Ms. McClenney-Brooker began her career at the Museum in 1983 as Assistant Director for Program, a liaison of the administration to the Department of Education. In that role, she coordinated and supervised programs related to special exhibitions and collections, as well as for schools, families, adults, and disabled visitors. When she rose to the position of Director of External Affairs in 1987, she served to coordinate the work of Museum departments to build partnerships with civic groups and to augment community participation. She became the Museums liaison with the City of Philadelphia, state, and federal agencies. In addition, she was the Museums presence in local communities through numerous successful outreach programs focused on neighborhood, cultural, and religious groups. More recently she has used her expertise and knowledge to strengthen and extend our outreach programs.
She was the co-founder, and for 15 years (1990-2005), chair of the city-wide Philadelphia World AIDS Day/Day without Art observance. She is a member of the boards of directors of Citizens for the Arts in Pennsylvania, the African American Museum in Philadelphia, the Multicultural Affairs Congress of the Philadelphia Visitors and Convention Bureau, the Philadelphia Commission on African and Caribbean Immigrant Affairs, and the Jonathan Philip Ford Memorial Foundation for Bipolar Disorder Awareness.

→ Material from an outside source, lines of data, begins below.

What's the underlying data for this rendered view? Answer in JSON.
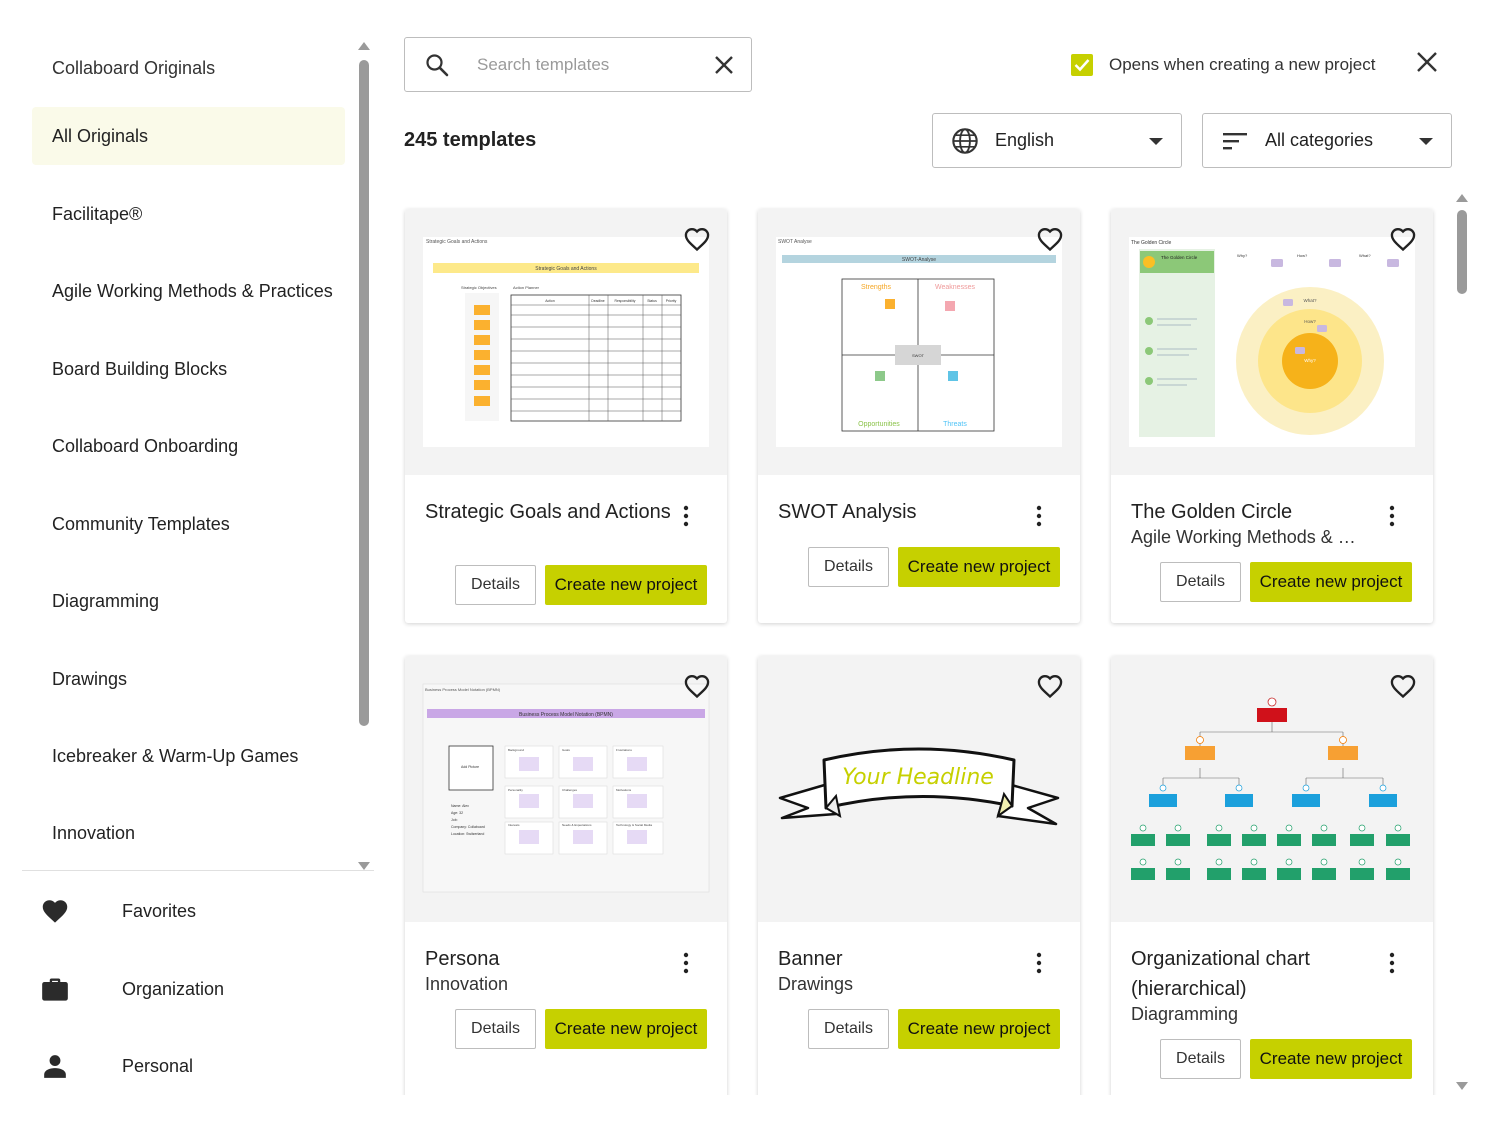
{
  "sidebar": {
    "title": "Collaboard Originals",
    "items": [
      {
        "label": "All Originals"
      },
      {
        "label": "Facilitape®"
      },
      {
        "label": "Agile Working Methods & Practices"
      },
      {
        "label": "Board Building Blocks"
      },
      {
        "label": "Collaboard Onboarding"
      },
      {
        "label": "Community Templates"
      },
      {
        "label": "Diagramming"
      },
      {
        "label": "Drawings"
      },
      {
        "label": "Icebreaker & Warm-Up Games"
      },
      {
        "label": "Innovation"
      }
    ],
    "bottom": [
      {
        "label": "Favorites",
        "icon": "heart-icon"
      },
      {
        "label": "Organization",
        "icon": "briefcase-icon"
      },
      {
        "label": "Personal",
        "icon": "person-icon"
      }
    ]
  },
  "search": {
    "placeholder": "Search templates",
    "value": ""
  },
  "opens_label": "Opens when creating a new project",
  "opens_checked": true,
  "count_label": "245 templates",
  "language": {
    "value": "English",
    "icon": "globe-icon"
  },
  "category": {
    "value": "All categories",
    "icon": "filter-icon"
  },
  "accent_color": "#c6d000",
  "buttons": {
    "details": "Details",
    "create": "Create new project"
  },
  "cards": [
    {
      "title": "Strategic Goals and Actions",
      "subtitle": "",
      "preview": {
        "caption": "Strategic Goals and Actions",
        "banner": "Strategic Goals and Actions",
        "objectives_label": "Strategic Objectives",
        "planner_label": "Action Planner",
        "columns": [
          "Action",
          "Deadline",
          "Responsibility",
          "Status",
          "Priority"
        ]
      }
    },
    {
      "title": "SWOT Analysis",
      "subtitle": "",
      "preview": {
        "caption": "SWOT Analyse",
        "banner": "SWOT-Analyse",
        "quadrants": [
          "Strengths",
          "Weaknesses",
          "Opportunities",
          "Threats"
        ],
        "center": "SWOT"
      }
    },
    {
      "title": "The Golden Circle",
      "subtitle": "Agile Working Methods & Practices",
      "preview": {
        "caption": "The Golden Circle",
        "header": "The Golden Circle",
        "columns": [
          "Why?",
          "How?",
          "What?"
        ],
        "rings": [
          "What?",
          "How?",
          "Why?"
        ]
      }
    },
    {
      "title": "Persona",
      "subtitle": "Innovation",
      "preview": {
        "caption": "Business Process Model Notation (BPMN)",
        "banner": "Business Process Model Notation (BPMN)",
        "picture_label": "Add Picture",
        "fields": [
          "Name: Alex",
          "Age: 32",
          "Job:",
          "Company: Collaboard",
          "Location: Switzerland"
        ],
        "grid": [
          "Background",
          "Goals",
          "Frustrations",
          "Personality",
          "Challenges",
          "Motivations",
          "Interests",
          "Needs & Expectations",
          "Technology & Social Media"
        ]
      }
    },
    {
      "title": "Banner",
      "subtitle": "Drawings",
      "preview": {
        "headline": "Your Headline"
      }
    },
    {
      "title": "Organizational chart (hierarchical)",
      "subtitle": "Diagramming",
      "preview": {}
    }
  ]
}
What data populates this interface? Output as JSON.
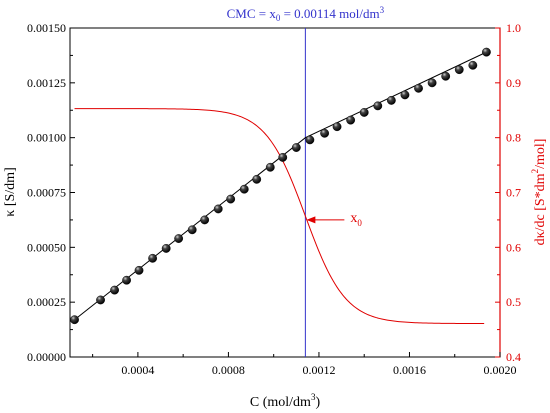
{
  "chart_data": {
    "type": "scatter",
    "xlabel_main": "C (mol/dm",
    "xlabel_sup": "3",
    "xlabel_close": ")",
    "ylabel_left": "κ [S/dm]",
    "ylabel_right_main": "dκ/dc [S*dm",
    "ylabel_right_sup": "2",
    "ylabel_right_close": "/mol]",
    "xlim": [
      0.0001,
      0.002
    ],
    "ylim_left": [
      0.0,
      0.0015
    ],
    "ylim_right": [
      0.4,
      1.0
    ],
    "x_ticks": [
      0.0004,
      0.0008,
      0.0012,
      0.0016,
      0.002
    ],
    "x_tick_labels": [
      "0.0004",
      "0.0008",
      "0.0012",
      "0.0016",
      "0.0020"
    ],
    "y_left_ticks": [
      0.0,
      0.00025,
      0.0005,
      0.00075,
      0.001,
      0.00125,
      0.0015
    ],
    "y_left_tick_labels": [
      "0.00000",
      "0.00025",
      "0.00050",
      "0.00075",
      "0.00100",
      "0.00125",
      "0.00150"
    ],
    "y_right_ticks": [
      0.4,
      0.5,
      0.6,
      0.7,
      0.8,
      0.9,
      1.0
    ],
    "y_right_tick_labels": [
      "0.4",
      "0.5",
      "0.6",
      "0.7",
      "0.8",
      "0.9",
      "1.0"
    ],
    "cmc": {
      "x": 0.00114,
      "label_pre": "CMC = x",
      "label_sub": "0",
      "label_post": " = 0.00114 mol/dm",
      "label_sup": "3"
    },
    "marker": {
      "label_main": "x",
      "label_sub": "0",
      "y_right": 0.65
    },
    "series": [
      {
        "axis": "left",
        "kind": "points",
        "x": [
          0.00012,
          0.000235,
          0.00035,
          0.000465,
          0.00058,
          0.000695,
          0.00081,
          0.000925,
          0.00104,
          0.00116,
          0.00128,
          0.0014,
          0.00152,
          0.00164,
          0.00176,
          0.00188,
          0.000297,
          0.000405,
          0.000525,
          0.00064,
          0.000755,
          0.00087,
          0.000985,
          0.0011,
          0.001225,
          0.00134,
          0.00146,
          0.00158,
          0.0017,
          0.00182,
          0.00194
        ],
        "y": [
          0.00017,
          0.00026,
          0.00035,
          0.00045,
          0.00054,
          0.000625,
          0.00072,
          0.00081,
          0.00091,
          0.00099,
          0.00105,
          0.001115,
          0.00117,
          0.001225,
          0.00128,
          0.00133,
          0.000305,
          0.000395,
          0.000495,
          0.00058,
          0.000675,
          0.000765,
          0.000865,
          0.000955,
          0.00102,
          0.00108,
          0.001145,
          0.001195,
          0.00125,
          0.00131,
          0.00139
        ]
      },
      {
        "axis": "left",
        "kind": "line",
        "x": [
          0.00012,
          0.00114,
          0.00194
        ],
        "y": [
          0.00017,
          0.001,
          0.00139
        ]
      },
      {
        "axis": "right",
        "kind": "sigmoid",
        "x_start": 0.00012,
        "x_end": 0.00193,
        "y_high": 0.853,
        "y_low": 0.461,
        "x0": 0.00114,
        "width": 8.8e-05
      }
    ],
    "colors": {
      "left_axis": "#000000",
      "right_axis": "#e00000",
      "cmc_line": "#3333cc",
      "points": "#111111"
    }
  }
}
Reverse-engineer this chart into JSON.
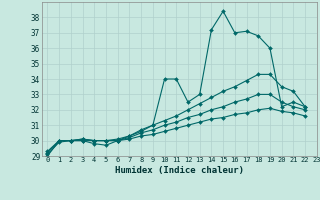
{
  "xlabel": "Humidex (Indice chaleur)",
  "background_color": "#c8e8e0",
  "grid_color": "#b0d0cc",
  "line_color": "#006868",
  "xlim": [
    -0.5,
    23
  ],
  "ylim": [
    29,
    39
  ],
  "yticks": [
    29,
    30,
    31,
    32,
    33,
    34,
    35,
    36,
    37,
    38
  ],
  "xticks": [
    0,
    1,
    2,
    3,
    4,
    5,
    6,
    7,
    8,
    9,
    10,
    11,
    12,
    13,
    14,
    15,
    16,
    17,
    18,
    19,
    20,
    21,
    22,
    23
  ],
  "series": [
    [
      29.0,
      30.0,
      30.0,
      30.0,
      29.8,
      29.7,
      30.0,
      30.3,
      30.6,
      31.0,
      34.0,
      34.0,
      32.5,
      33.0,
      37.2,
      38.4,
      37.0,
      37.1,
      36.8,
      36.0,
      32.2,
      32.5,
      32.2
    ],
    [
      29.3,
      30.0,
      30.0,
      30.1,
      30.0,
      30.0,
      30.1,
      30.3,
      30.7,
      31.0,
      31.3,
      31.6,
      32.0,
      32.4,
      32.8,
      33.2,
      33.5,
      33.9,
      34.3,
      34.3,
      33.5,
      33.2,
      32.2
    ],
    [
      29.2,
      30.0,
      30.0,
      30.1,
      30.0,
      30.0,
      30.0,
      30.2,
      30.5,
      30.7,
      31.0,
      31.2,
      31.5,
      31.7,
      32.0,
      32.2,
      32.5,
      32.7,
      33.0,
      33.0,
      32.5,
      32.2,
      32.0
    ],
    [
      29.1,
      29.9,
      30.0,
      30.0,
      30.0,
      30.0,
      30.0,
      30.1,
      30.3,
      30.4,
      30.6,
      30.8,
      31.0,
      31.2,
      31.4,
      31.5,
      31.7,
      31.8,
      32.0,
      32.1,
      31.9,
      31.8,
      31.6
    ]
  ]
}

Her many successes at the Museum included community engagement around special exhibitions, among them the retrospective Tanner (1991); India: A Celebration of Independence, 1947-1997 (1997); Degas and the Dance (2003); African Art, African Voices (2005); The Arts in Latin America, 1492-1820 (2006); and Gees Bend: The Architecture of the Quilt (2008). Most recently, for the exhibition Rembrandt and the Face of Jesus (2011), she worked with staff to reach out to faith-based communities, which generated broad-based participation and interfaith dialogue.
Ms. McClenney-Brookers career in the arts has spanned more than 40 years. Prior to arriving at the Philadelphia Museum of Art, she held positions at the Solomon R. Guggenheim Museum and the New York City Department of Cultural Affairs and the National Endowment for the Humanities, a federal funding agency in Washington, D.C.
Her honors include a National Scholastic Art Magazine scholarship to the School of the Art Institute of Chicago; International Council of Museums travel grant to Europe; Partners of the Americas museum travel grant to Brazil; Leadership Pennsylvania Certificate; African American Women of Achievement Award from the African American Museum in Philadelphia; Individual Achievement Award for Arts Administration from the Pennsylvania Federation of Museums and Historical Organizations; and the Share the Heritage Award from the Multicultural Affairs Congress of the Philadelphia Convention and Visitors Bureau.
A Chicago native, she received a Bachelor of Fine Arts degree from School of the Art Institute of Chicago, and a Master of Science in Organizational Dynamics from the University of Pennsylvania. She lives in Philadelphia with her husband, the painter and art professor Moe Brooker.